Тут его слушатели пришли в такую ярость, что толстый Шляхтер, дровосек из Сен-Вита, ринулся на возвышение и схватил его за шиворот, и если бы у Шовеля, несмотря на маленький рост, не было стальных мускулов, лежать бы ему на мостовой. Шляхтеру попался противник, не уступавший ему в силе, но Шовель, весь растерзанный, видя, что никто из друзей не приходит ему на помощь, поспешил сойти с возвышения. Награждаемый тумаками, пинками и руганью, он добрался до дверей и вышел на площадь. Так и вижу, как он, стоя на крыльце мэрии — седые волосы всклокочены, одна щека в крови, — обернулся к бежавшим за ним женщинам и громовым голосом крикнул:
— Подождите!.. Подождите!.. Все это еще падет на головы ваших детей… На их костях и крови построят королям трон!.. И вы еще наплачетесь, несчастные! Вы еще взмолитесь о том, чтобы вам вернули свободу и равенство!.. Вы еще вспомните Шовеля: каких заслужили хозяев, таких и получите!..

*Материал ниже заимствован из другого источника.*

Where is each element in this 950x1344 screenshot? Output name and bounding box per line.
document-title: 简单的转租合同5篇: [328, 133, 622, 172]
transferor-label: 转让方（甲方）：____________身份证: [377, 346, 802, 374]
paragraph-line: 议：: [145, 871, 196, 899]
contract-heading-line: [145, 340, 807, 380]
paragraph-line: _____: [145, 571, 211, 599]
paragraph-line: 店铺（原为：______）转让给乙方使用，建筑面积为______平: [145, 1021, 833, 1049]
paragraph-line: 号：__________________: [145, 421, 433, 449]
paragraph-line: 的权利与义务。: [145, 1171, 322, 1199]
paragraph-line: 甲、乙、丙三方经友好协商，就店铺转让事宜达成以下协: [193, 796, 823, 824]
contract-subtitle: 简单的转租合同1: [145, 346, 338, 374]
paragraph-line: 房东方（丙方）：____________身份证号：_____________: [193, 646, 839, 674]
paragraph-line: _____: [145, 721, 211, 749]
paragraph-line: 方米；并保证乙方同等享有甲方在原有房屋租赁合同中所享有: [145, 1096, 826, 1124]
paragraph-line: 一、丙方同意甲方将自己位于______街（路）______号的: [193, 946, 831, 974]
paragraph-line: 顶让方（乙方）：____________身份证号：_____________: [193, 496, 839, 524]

— Да замолчи ты, идиот!.. Замолчи!.. Ишь, какой Марат нашелся! — кричали ему эти ничтожества.
Он вошел в караульную. Я был ни жив, ни мертв. А он сел на скамью, вытер щеку платком и попросил воды. Солдаты подали ему манерку.
— Иди спокойно домой, Мишель, — сказал он мне. — Это только цветочки, ягодки еще впереди. А вот Маргарита, наверно, волнуется. Ведь эти негодяи могут выбить вам стекла и разграбить лавку. Чего ж тут удивительного, — с горькой усмешкой добавил он, — раз такая пошла нынче мода и каждый хватает, что может.
Я только было собрался идти, как вбежала Маргарита, бледная, с нашим малышом на руках. Впервые я видел, чтобы она так плакала, ибо женщина она была мужественная. Тут и папаша Шовель расчувствовался.
— Нас жалеть нечего, — сказал он, — а вот тех несчастных, которых приучили преклоняться перед силой, стоит пожалеть.
Тут он передал мне малыша, оперся на руку дочери, и мы вышли все вместе на Рыночную площадь в сопровождении солдат. По счастью, толпа уже разошлась, не учинив у нас погрома.
Возле дома нас ждал только один из наших друзей — отец Кристоф: он, как и Шовель, решил, что толпа может пойти нас грабить, и встал у двери с толстенной дубиной в руках. Увидев нас, он раскрыл объятия и бросился нам навстречу.